Выбрать главу
25
Черная лента цыганит с ветром. Странно тебя оставлять нам в этом месте, под грудой цветов, в могиле, здесь, где люди лежат, как жили: в вечной своей темноте, в границах; разница вся в тишине и птицах.
26
Странно теперь, когда ты в юдоли лучшей, чем наша, нам плакать. То ли вера слаба, то ли нервы слабы: жалость уместней Господней Славы в мире, где души живут лишь в теле. Плачу, как будто на самом деле
27
что-то остаться могло живое. Ибо, когда расстаются двое, то, перед тем как открыть ворота, каждый берет у другого что-то в память о том, как их век был прожит: тело — незримость; душа, быть может,
28
зренье и слух. Оттого и плачу, что неглубоко надежду прячу, будто слышишь меня и видишь, но со словами ко мне не выйдешь: ибо душа, что набрала много, речь не взяла, чтоб не гневить Бога.
29
Плачу. Вернее, пишу, что слезы льются, что губы дрожат, что розы вянут, что запах лекарств и дерна резок. Писать о вещах, бесспорно, тебе до смерти известных, значит плакать за ту, что сама не плачет.
30
Разве ты знала о смерти больше нежели мы? Лишь о боли. Боль же
учит не смерти, но жизни. Только то ты и знала, что сам я. Столько было о смерти тебе известно, сколько о браке узнать невеста
31
может — не о любви: о браке. Не о накале страстей, о шлаке этих страстей, о холодном, колком шлаке — короче, об этом долгом времени жизни, о зимах, летах. Так что сейчас, в этих черных лентах,
32
ты как невеста. Тебе, не знавшей брака при жизни, из жизни нашей прочь уходящей, покрытой дерном, смерть — это брак, это свадьба в черном, это те узы, что год от года только прочнее, раз нет развода.
33
Слышишь, опять Персефоны голос?
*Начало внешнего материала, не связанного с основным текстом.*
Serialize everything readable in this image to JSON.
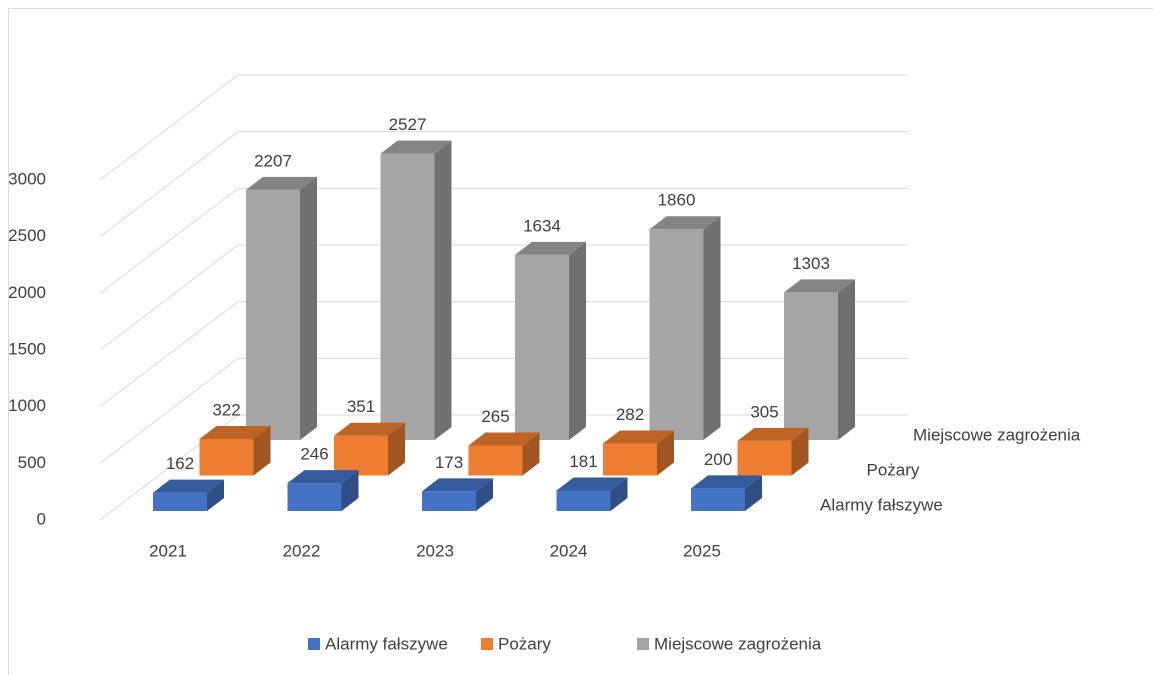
{
  "chart_data": {
    "type": "bar3d",
    "categories": [
      "2021",
      "2022",
      "2023",
      "2024",
      "2025"
    ],
    "series": [
      {
        "name": "Alarmy fałszywe",
        "color": "#4472c4",
        "values": [
          162,
          246,
          173,
          181,
          200
        ]
      },
      {
        "name": "Pożary",
        "color": "#ed7d31",
        "values": [
          322,
          351,
          265,
          282,
          305
        ]
      },
      {
        "name": "Miejscowe zagrożenia",
        "color": "#a5a5a5",
        "values": [
          2207,
          2527,
          1634,
          1860,
          1303
        ]
      }
    ],
    "ylim": [
      0,
      3000
    ],
    "yticks": [
      0,
      500,
      1000,
      1500,
      2000,
      2500,
      3000
    ],
    "grid": true,
    "legend": "bottom"
  }
}
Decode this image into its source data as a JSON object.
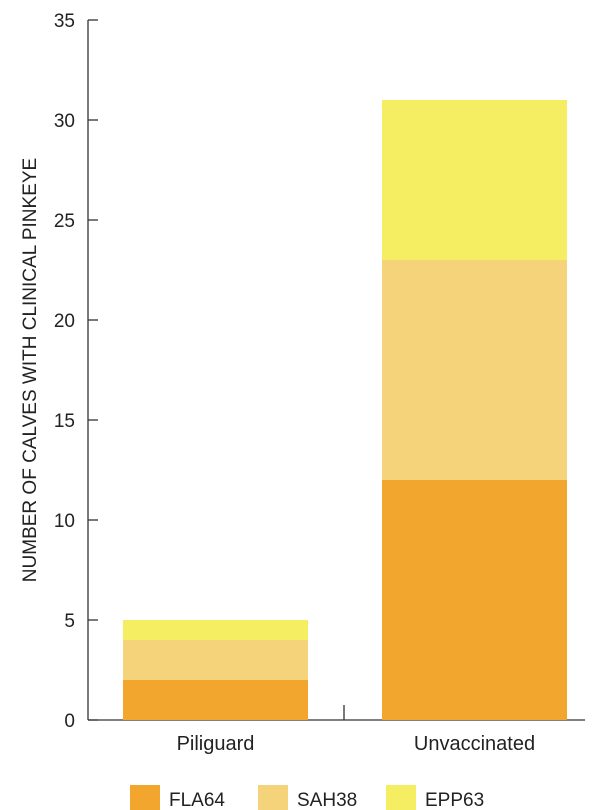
{
  "chart_data": {
    "type": "bar",
    "stacked": true,
    "title": "",
    "xlabel": "",
    "ylabel": "NUMBER OF CALVES WITH CLINICAL PINKEYE",
    "ylim": [
      0,
      35
    ],
    "yticks": [
      0,
      5,
      10,
      15,
      20,
      25,
      30,
      35
    ],
    "categories": [
      "Piliguard",
      "Unvaccinated"
    ],
    "series": [
      {
        "name": "FLA64",
        "color": "#f3a62d",
        "values": [
          2,
          12
        ]
      },
      {
        "name": "SAH38",
        "color": "#f5d37a",
        "values": [
          2,
          11
        ]
      },
      {
        "name": "EPP63",
        "color": "#f5ed62",
        "values": [
          1,
          8
        ]
      }
    ],
    "grid": false,
    "legend_position": "bottom"
  }
}
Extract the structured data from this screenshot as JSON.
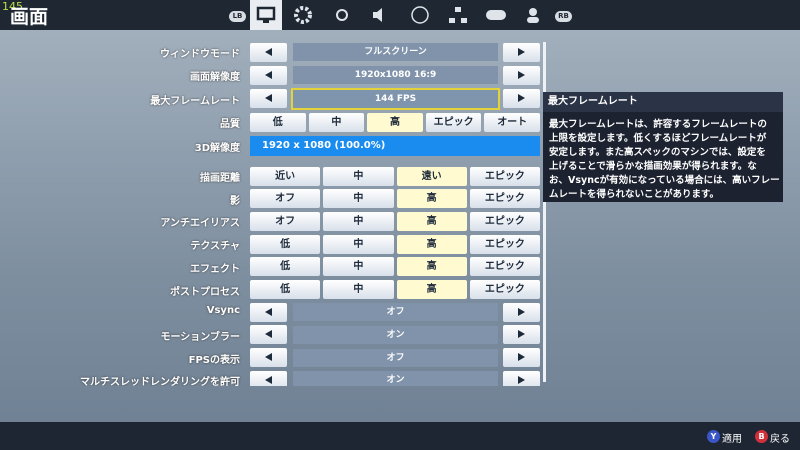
{
  "fps_counter": "145",
  "header": {
    "title": "画面",
    "lb": "LB",
    "rb": "RB"
  },
  "settings": [
    {
      "label": "ウィンドウモード",
      "type": "selector",
      "value": "フルスクリーン"
    },
    {
      "label": "画面解像度",
      "type": "selector",
      "value": "1920x1080 16:9"
    },
    {
      "label": "最大フレームレート",
      "type": "selector",
      "value": "144 FPS",
      "focused": true
    },
    {
      "label": "品質",
      "type": "options",
      "options": [
        "低",
        "中",
        "高",
        "エピック",
        "オート"
      ],
      "selected": 2
    },
    {
      "label": "3D解像度",
      "type": "slider",
      "value": "1920 x 1080 (100.0%)"
    },
    {
      "label": "描画距離",
      "type": "options",
      "options": [
        "近い",
        "中",
        "遠い",
        "エピック"
      ],
      "selected": 2
    },
    {
      "label": "影",
      "type": "options",
      "options": [
        "オフ",
        "中",
        "高",
        "エピック"
      ],
      "selected": 2
    },
    {
      "label": "アンチエイリアス",
      "type": "options",
      "options": [
        "オフ",
        "中",
        "高",
        "エピック"
      ],
      "selected": 2
    },
    {
      "label": "テクスチャ",
      "type": "options",
      "options": [
        "低",
        "中",
        "高",
        "エピック"
      ],
      "selected": 2
    },
    {
      "label": "エフェクト",
      "type": "options",
      "options": [
        "低",
        "中",
        "高",
        "エピック"
      ],
      "selected": 2
    },
    {
      "label": "ポストプロセス",
      "type": "options",
      "options": [
        "低",
        "中",
        "高",
        "エピック"
      ],
      "selected": 2
    },
    {
      "label": "Vsync",
      "type": "selector",
      "value": "オフ"
    },
    {
      "label": "モーションブラー",
      "type": "selector",
      "value": "オン"
    },
    {
      "label": "FPSの表示",
      "type": "selector",
      "value": "オフ"
    },
    {
      "label": "マルチスレッドレンダリングを許可",
      "type": "selector",
      "value": "オン"
    }
  ],
  "tooltip": {
    "title": "最大フレームレート",
    "lines": [
      "最大フレームレートは、許容するフレームレートの",
      "上限を設定します。低くするほどフレームレートが",
      "安定します。また高スペックのマシンでは、設定を",
      "上げることで滑らかな描画効果が得られます。な",
      "お、Vsyncが有効になっている場合には、高いフレー",
      "ムレートを得られないことがあります。"
    ]
  },
  "footer": {
    "apply_key": "Y",
    "apply": "適用",
    "back_key": "B",
    "back": "戻る"
  }
}
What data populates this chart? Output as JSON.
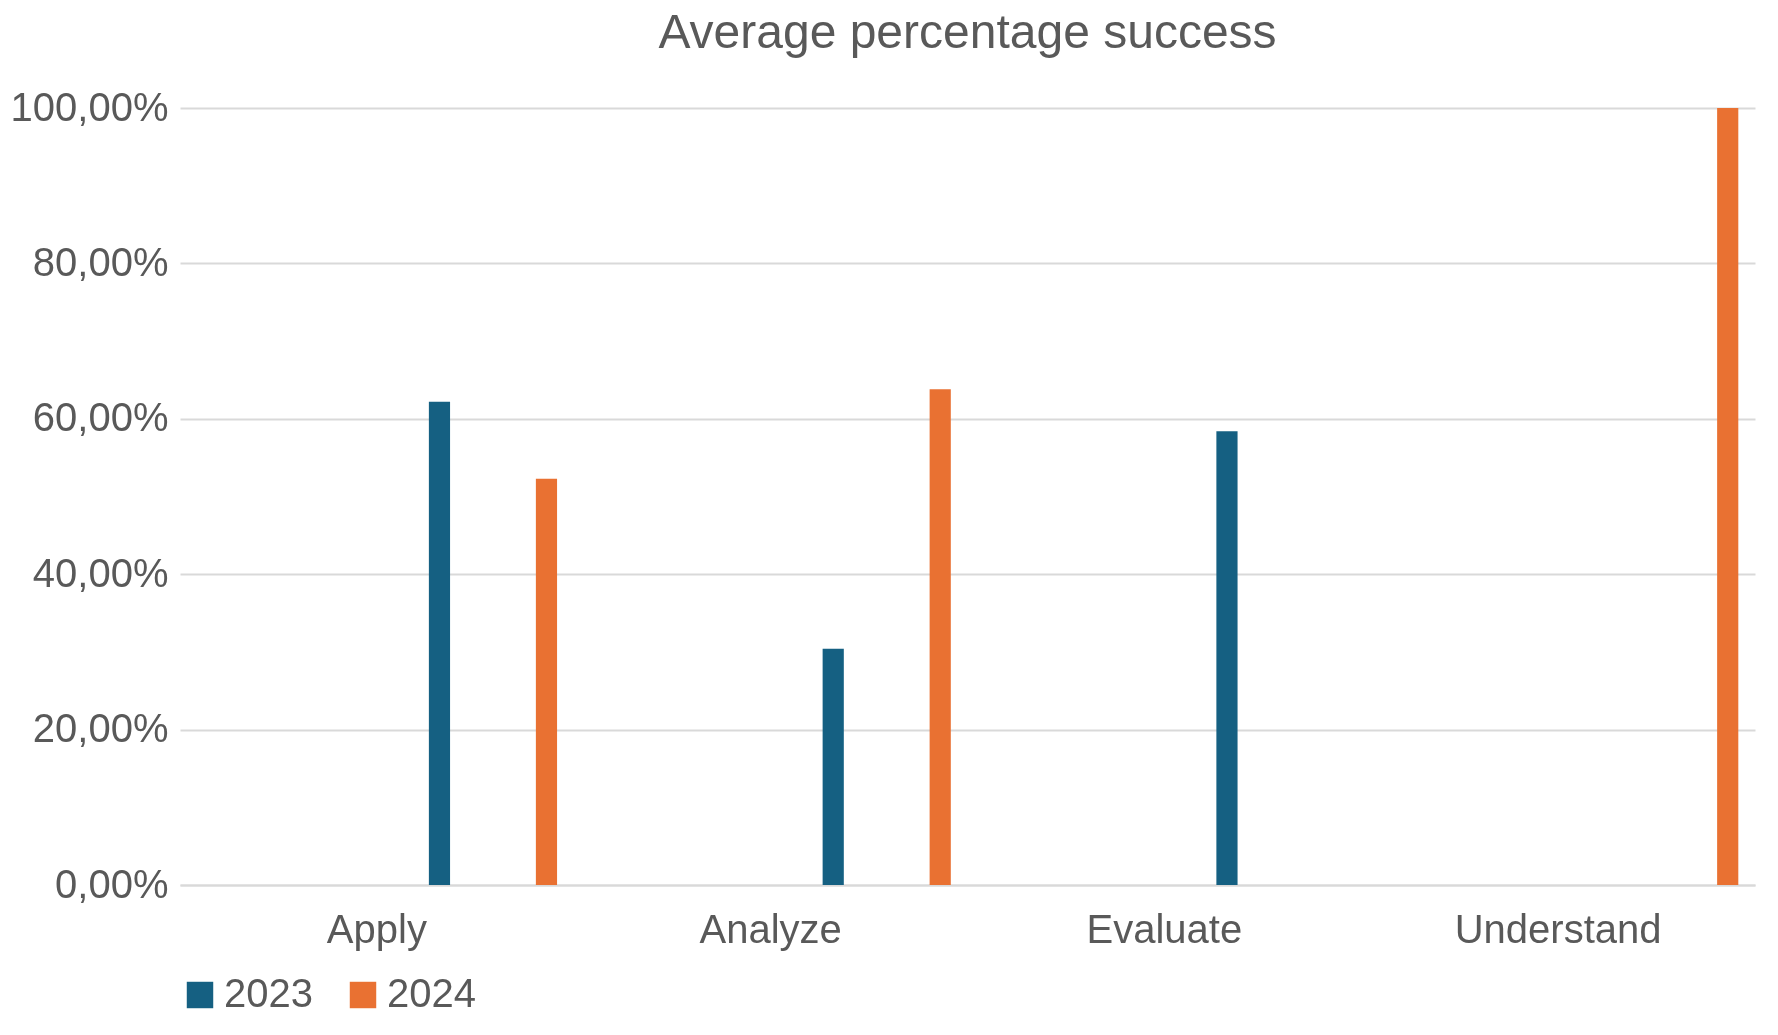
{
  "chart_data": {
    "type": "bar",
    "title": "Average percentage success",
    "categories": [
      "Apply",
      "Analyze",
      "Evaluate",
      "Understand"
    ],
    "series": [
      {
        "name": "2023",
        "color": "#156082",
        "values": [
          62.2,
          30.4,
          58.4,
          null
        ]
      },
      {
        "name": "2024",
        "color": "#e97132",
        "values": [
          52.3,
          63.8,
          null,
          100
        ]
      }
    ],
    "ylim": [
      0,
      100
    ],
    "yticks": [
      {
        "value": 0,
        "label": "0,00%"
      },
      {
        "value": 20,
        "label": "20,00%"
      },
      {
        "value": 40,
        "label": "40,00%"
      },
      {
        "value": 60,
        "label": "60,00%"
      },
      {
        "value": 80,
        "label": "80,00%"
      },
      {
        "value": 100,
        "label": "100,00%"
      }
    ],
    "grid": "y",
    "legend": "bottom"
  }
}
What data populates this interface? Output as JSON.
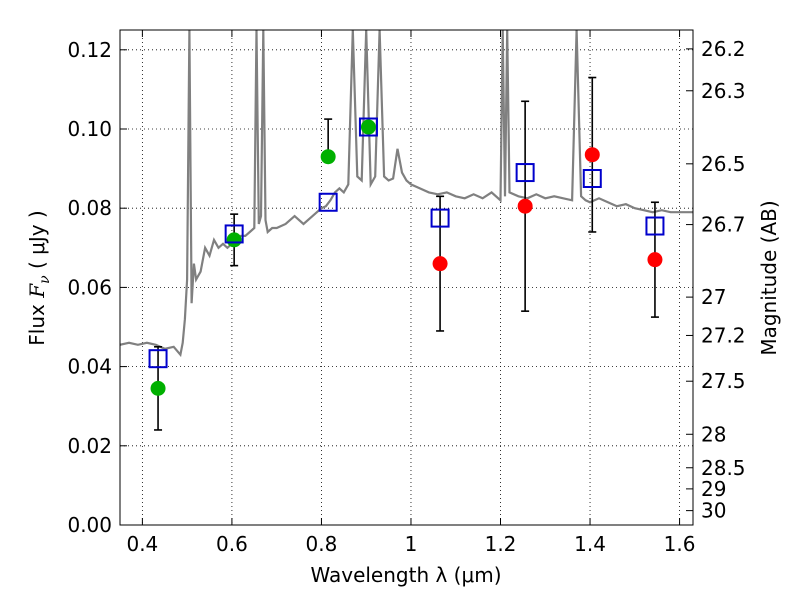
{
  "chart_data": {
    "type": "scatter",
    "xlabel": "Wavelength  λ (μm)",
    "ylabel_left_prefix": "Flux  ",
    "ylabel_left_symbol": "F",
    "ylabel_left_sub": "ν",
    "ylabel_left_suffix": "  ( μJy )",
    "ylabel_right": "Magnitude (AB)",
    "xlim": [
      0.35,
      1.63
    ],
    "ylim": [
      0.0,
      0.125
    ],
    "x_ticks": [
      0.4,
      0.6,
      0.8,
      1.0,
      1.2,
      1.4,
      1.6
    ],
    "x_tick_labels": [
      "0.4",
      "0.6",
      "0.8",
      "1",
      "1.2",
      "1.4",
      "1.6"
    ],
    "y_ticks": [
      0.0,
      0.02,
      0.04,
      0.06,
      0.08,
      0.1,
      0.12
    ],
    "y_tick_labels": [
      "0.00",
      "0.02",
      "0.04",
      "0.06",
      "0.08",
      "0.10",
      "0.12"
    ],
    "right_axis": {
      "labels": [
        "26.2",
        "26.3",
        "26.5",
        "26.7",
        "27",
        "27.2",
        "27.5",
        "28",
        "28.5",
        "29",
        "30"
      ],
      "values": [
        26.2,
        26.3,
        26.5,
        26.7,
        27.0,
        27.2,
        27.5,
        28.0,
        28.5,
        29.0,
        30.0
      ],
      "zero_point_uJy": 3631000000
    },
    "grid": true,
    "colors": {
      "spectrum": "#808080",
      "model": "#0000cc",
      "optical": "#00b000",
      "nir": "#ff0000",
      "errorbar": "#000000"
    },
    "spectrum": {
      "x": [
        0.35,
        0.37,
        0.39,
        0.41,
        0.43,
        0.45,
        0.47,
        0.485,
        0.49,
        0.495,
        0.5,
        0.505,
        0.51,
        0.515,
        0.52,
        0.53,
        0.54,
        0.55,
        0.56,
        0.57,
        0.58,
        0.59,
        0.6,
        0.61,
        0.62,
        0.63,
        0.64,
        0.65,
        0.655,
        0.66,
        0.665,
        0.67,
        0.675,
        0.68,
        0.69,
        0.7,
        0.72,
        0.74,
        0.76,
        0.78,
        0.8,
        0.81,
        0.82,
        0.83,
        0.84,
        0.85,
        0.86,
        0.87,
        0.88,
        0.89,
        0.9,
        0.91,
        0.92,
        0.93,
        0.94,
        0.95,
        0.96,
        0.97,
        0.98,
        0.99,
        1.0,
        1.02,
        1.04,
        1.06,
        1.08,
        1.1,
        1.12,
        1.14,
        1.16,
        1.18,
        1.2,
        1.205,
        1.21,
        1.215,
        1.22,
        1.24,
        1.26,
        1.28,
        1.3,
        1.32,
        1.34,
        1.36,
        1.37,
        1.38,
        1.39,
        1.4,
        1.42,
        1.44,
        1.46,
        1.48,
        1.5,
        1.52,
        1.54,
        1.56,
        1.58,
        1.6,
        1.63
      ],
      "y": [
        0.0455,
        0.046,
        0.0455,
        0.046,
        0.0455,
        0.0445,
        0.045,
        0.043,
        0.046,
        0.052,
        0.062,
        0.125,
        0.056,
        0.066,
        0.062,
        0.064,
        0.07,
        0.068,
        0.072,
        0.07,
        0.071,
        0.07,
        0.071,
        0.072,
        0.073,
        0.073,
        0.074,
        0.075,
        0.125,
        0.076,
        0.078,
        0.125,
        0.077,
        0.074,
        0.075,
        0.075,
        0.076,
        0.078,
        0.076,
        0.078,
        0.08,
        0.0805,
        0.082,
        0.084,
        0.085,
        0.084,
        0.086,
        0.125,
        0.088,
        0.087,
        0.125,
        0.086,
        0.088,
        0.125,
        0.088,
        0.087,
        0.0875,
        0.095,
        0.089,
        0.087,
        0.086,
        0.085,
        0.084,
        0.0835,
        0.084,
        0.083,
        0.0825,
        0.0835,
        0.0825,
        0.084,
        0.082,
        0.125,
        0.083,
        0.125,
        0.084,
        0.083,
        0.0825,
        0.0835,
        0.0825,
        0.083,
        0.0825,
        0.082,
        0.125,
        0.083,
        0.082,
        0.0815,
        0.0825,
        0.0815,
        0.0805,
        0.081,
        0.08,
        0.0795,
        0.079,
        0.0795,
        0.079,
        0.079,
        0.079
      ]
    },
    "model_points": {
      "x": [
        0.435,
        0.605,
        0.815,
        0.905,
        1.065,
        1.255,
        1.405,
        1.545
      ],
      "y": [
        0.042,
        0.0735,
        0.0815,
        0.1005,
        0.0775,
        0.089,
        0.0875,
        0.0755
      ]
    },
    "observed_optical": {
      "x": [
        0.435,
        0.605,
        0.815,
        0.905
      ],
      "y": [
        0.0345,
        0.072,
        0.093,
        0.1005
      ],
      "yerr_low": [
        0.0105,
        0.0065,
        null,
        null
      ],
      "yerr_high": [
        0.0105,
        0.0065,
        0.0095,
        null
      ]
    },
    "observed_nir": {
      "x": [
        1.065,
        1.255,
        1.405,
        1.545
      ],
      "y": [
        0.066,
        0.0805,
        0.0935,
        0.067
      ],
      "yerr_low": [
        0.017,
        0.0265,
        0.0195,
        0.0145
      ],
      "yerr_high": [
        0.017,
        0.0265,
        0.0195,
        0.0145
      ]
    }
  }
}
Тонкий в руках ее вьется волос жизни твоей, рассеченный Паркой. То Персефона поет над прялкой песню о верности вечной мужу; только напев и плывет наружу.
34
Будем помнить тебя. Не будем помнить тебя. Потому что людям свойственна тяга к объектам зримым или к предметам настолько мнимым, что не под силу сердечным нетям. И, не являясь ни тем, ни этим,
35
ты остаешься мазком, наброском, именем, чуждым своим же тезкам и не бросающим смертной тени даже на них. Что поделать с теми, тел у кого, чем имен, намного больше? Но эти пока два слога —
36
ТАНЯ — еще означают тело только твое, не пуская в дело анестезию рассудка, ими губы свои раздвигая, имя я подвергаю твое огласке в виде последней для тела ласки.
37
Имя твое расстается с горлом сдавленным. Пользуясь впредь глаголом, созданным смертью, чтоб мы пропажи не замечали, кто знает, даже сам я считать не начну едва ли, будто тебя «умерла» и звали.
38
Если сумею живым, здоровым столько же с этим прожить я словом лет, сколько ты прожила на свете, помни: в Две Тысячи Первом лете, с риском быть вписанным в святотатцы, стану просить, чтоб расширить святцы.
39
Так, не сумевши ступать по водам, с каждым начнешь становиться годом, туфельки следом на водах тая, все беспредметней; и — сам когда я не дотянувши до этой даты, посуху двину туда, куда ты
40
первой ушла, в ту страну, где все мы души всего лишь, бесплотны, немы, то есть где все — мудрецы, придурки, — все на одно мы лицо, как тюрки, — вряд ли сыщу тебя в тех покоях, встреча с тобой оправдание коих.